Latin America & Caribbean » El Salvador

San Salvador next 500 years
  Pedro B. Ortiz San Salvador Metropolitan Discipline Metro Matrix Structural Strategic Planning
  El Salvador is a small country. 7 million inhabitants. The size of a metropolis. No particular natural assets, not even access to both Atlantic and Pacific Oceans. El Salvador has to rely on its human resources. A well-prepared elite, in spite of emigration as main economic export. 20% of GDP is foreign remittances. Does El Salvador have 'collective intelligence' or an effort has to be made to make those human resources work better together?

El Salvador can not make of the transoceanic location an asset to complement the Panama Canal or add value to the products being transferred in that route. However, the position in the northern hemisphere on the path between the Asia Pacific and South America can provide an opportunity for an Air international HUB. The good strategic decision of taking the airport to the zero-altitude coastal plain is a stepping stone to that international positioning between two continents. Extending the rail network to the San Jose port in Guatemala (120 km) can as well place industrial products relocated from the USA (as in the Leon/Queretaro metropolis in Mexico) into the North America markets. The 4.500 USD GDP of El Salvador would be more attractive than the 14.000 USD of Mexico and away from the 60.000 of the USA.

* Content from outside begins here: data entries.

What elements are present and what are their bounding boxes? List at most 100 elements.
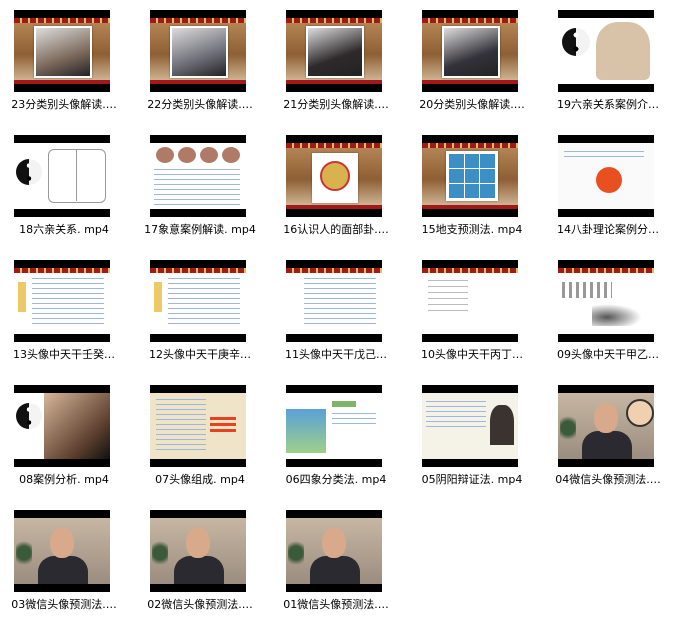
face-photo: [156, 147, 174, 163]
bonsai: [16, 538, 32, 568]
video-thumbnail: [286, 385, 382, 467]
video-file-item[interactable]: 01微信头像预测法.…: [272, 500, 400, 625]
file-grid: 23分类别头像解读.… 22分类别头像解读.… 21分类别头像解读.… 20分类别头像…: [0, 0, 673, 623]
video-thumbnail: [422, 260, 518, 342]
thumbnail-content: [286, 268, 382, 334]
taiji-icon: [16, 403, 42, 429]
face-photo: [200, 147, 218, 163]
video-file-item[interactable]: 11头像中天干戊己…: [272, 250, 400, 375]
file-name-label: 03微信头像预测法.…: [11, 598, 117, 611]
thumbnail-content: [14, 268, 110, 334]
spring-title: [332, 401, 356, 407]
ink-text: [562, 282, 612, 298]
text-lines: [426, 401, 486, 431]
video-file-item[interactable]: 07头像组成. mp4: [136, 375, 264, 500]
file-name-label: 21分类别头像解读.…: [283, 98, 389, 111]
face-photo: [178, 147, 196, 163]
file-name-label: 18六亲关系. mp4: [19, 223, 109, 236]
decor-border-bottom: [422, 205, 518, 209]
decor-border-bottom: [286, 80, 382, 84]
thumbnail-photo: [306, 26, 364, 78]
bonsai: [288, 538, 304, 568]
file-name-label: 20分类别头像解读.…: [419, 98, 525, 111]
file-name-label: 05阴阳辩证法. mp4: [421, 473, 523, 486]
decor-border-bottom: [14, 80, 110, 84]
video-file-item[interactable]: 12头像中天干庚辛…: [136, 250, 264, 375]
file-name-label: 19六亲关系案例介…: [557, 98, 659, 111]
video-file-item[interactable]: 05阴阳辩证法. mp4: [408, 375, 536, 500]
video-file-item[interactable]: 18六亲关系. mp4: [0, 125, 128, 250]
video-thumbnail: [14, 385, 110, 467]
grid-diagram: [446, 151, 498, 201]
video-thumbnail: [558, 10, 654, 92]
video-file-item[interactable]: 22分类别头像解读.…: [136, 0, 264, 125]
video-file-item[interactable]: 03微信头像预测法.…: [0, 500, 128, 625]
presenter-head: [50, 528, 74, 558]
video-thumbnail: [14, 260, 110, 342]
video-file-item[interactable]: 04微信头像预测法.…: [544, 375, 672, 500]
video-file-item[interactable]: 08案例分析. mp4: [0, 375, 128, 500]
video-thumbnail: [286, 260, 382, 342]
file-name-label: 04微信头像预测法.…: [555, 473, 661, 486]
stone-image: [596, 22, 650, 80]
thumbnail-content: [286, 18, 382, 84]
thumbnail-content: [14, 18, 110, 84]
video-file-item[interactable]: 06四象分类法. mp4: [272, 375, 400, 500]
video-file-item[interactable]: 13头像中天干壬癸…: [0, 250, 128, 375]
file-name-label: 08案例分析. mp4: [19, 473, 109, 486]
grid-cell: [464, 169, 480, 183]
thumbnail-content: [558, 18, 654, 84]
decor-border: [422, 18, 518, 23]
text-lines: [428, 280, 468, 314]
file-name-label: 11头像中天干戊己…: [285, 348, 387, 361]
video-thumbnail: [558, 385, 654, 467]
table-lines: [304, 278, 376, 324]
video-file-item[interactable]: 23分类别头像解读.…: [0, 0, 128, 125]
grid-cell: [480, 184, 495, 198]
vertical-title: [154, 282, 162, 312]
cartoon-face: [320, 161, 350, 191]
thumbnail-content: [286, 143, 382, 209]
video-thumbnail: [422, 135, 518, 217]
thumbnail-content: [422, 18, 518, 84]
taiji-icon: [562, 28, 590, 56]
presenter-body: [582, 431, 632, 459]
video-thumbnail: [150, 385, 246, 467]
video-file-item[interactable]: 20分类别头像解读.…: [408, 0, 536, 125]
video-thumbnail: [558, 135, 654, 217]
thumbnail-content: [14, 393, 110, 459]
thumbnail-photo: [170, 26, 228, 78]
video-file-item[interactable]: 09头像中天干甲乙…: [544, 250, 672, 375]
video-file-item[interactable]: 15地支预测法. mp4: [408, 125, 536, 250]
thumbnail-content: [558, 393, 654, 459]
decor-border: [286, 18, 382, 23]
thumbnail-content: [150, 518, 246, 584]
video-thumbnail: [150, 135, 246, 217]
diagram-box: [48, 149, 106, 203]
video-file-item[interactable]: 02微信头像预测法.…: [136, 500, 264, 625]
thumbnail-content: [422, 393, 518, 459]
video-file-item[interactable]: 10头像中天干丙丁…: [408, 250, 536, 375]
file-name-label: 15地支预测法. mp4: [421, 223, 523, 236]
thumbnail-content: [150, 18, 246, 84]
file-name-label: 01微信头像预测法.…: [283, 598, 389, 611]
video-thumbnail: [286, 510, 382, 592]
decor-border: [422, 268, 518, 273]
thumbnail-content: [422, 268, 518, 334]
decor-border: [286, 268, 382, 273]
thumbnail-content: [422, 143, 518, 209]
text-lines: [564, 151, 644, 161]
video-thumbnail: [14, 10, 110, 92]
video-file-item[interactable]: 19六亲关系案例介…: [544, 0, 672, 125]
diagram-axis: [76, 149, 77, 201]
video-file-item[interactable]: 16认识人的面部卦.…: [272, 125, 400, 250]
decor-border: [14, 268, 110, 273]
video-file-item[interactable]: 17象意案例解读. mp4: [136, 125, 264, 250]
thumbnail-content: [150, 143, 246, 209]
video-file-item[interactable]: 14八卦理论案例分…: [544, 125, 672, 250]
file-name-label: 23分类别头像解读.…: [11, 98, 117, 111]
video-thumbnail: [150, 510, 246, 592]
text-lines: [332, 413, 376, 427]
video-thumbnail: [422, 10, 518, 92]
video-file-item[interactable]: 21分类别头像解读.…: [272, 0, 400, 125]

In Metropolitan terms, San Salvador has been for 500 years (Founded in 1524) growing following the East/West axis. It has grown too large and the valley of Santa Tecla is congested. It is shifting its axis in a natural form from the E-W to the North/South. The pull of the Airport through San Marcos and the strong positioning of Apopa, opening the agricultural plains of the Lempa River are shifting the inherited EW urban axis into the NS metropolitan one. Both axis, crossing at the 5th Centenary Metropolitan Integrative Centrality project, proposed by the UN-Habitat and BCIE, cannot be the sole axes as it would be the inability to respond to the rapid traffic demand. The metropolis needs to be reticulated.

The Metro-Matrix approach proposes a dozen projects that, together would transform the shape of San Salvador Metropolis for it to leap into a new positioning as the leading metropolis of Central America. Added value products, tangible and intangible, for wealth markets, can make of El Salvador Central-America’s Switzerland.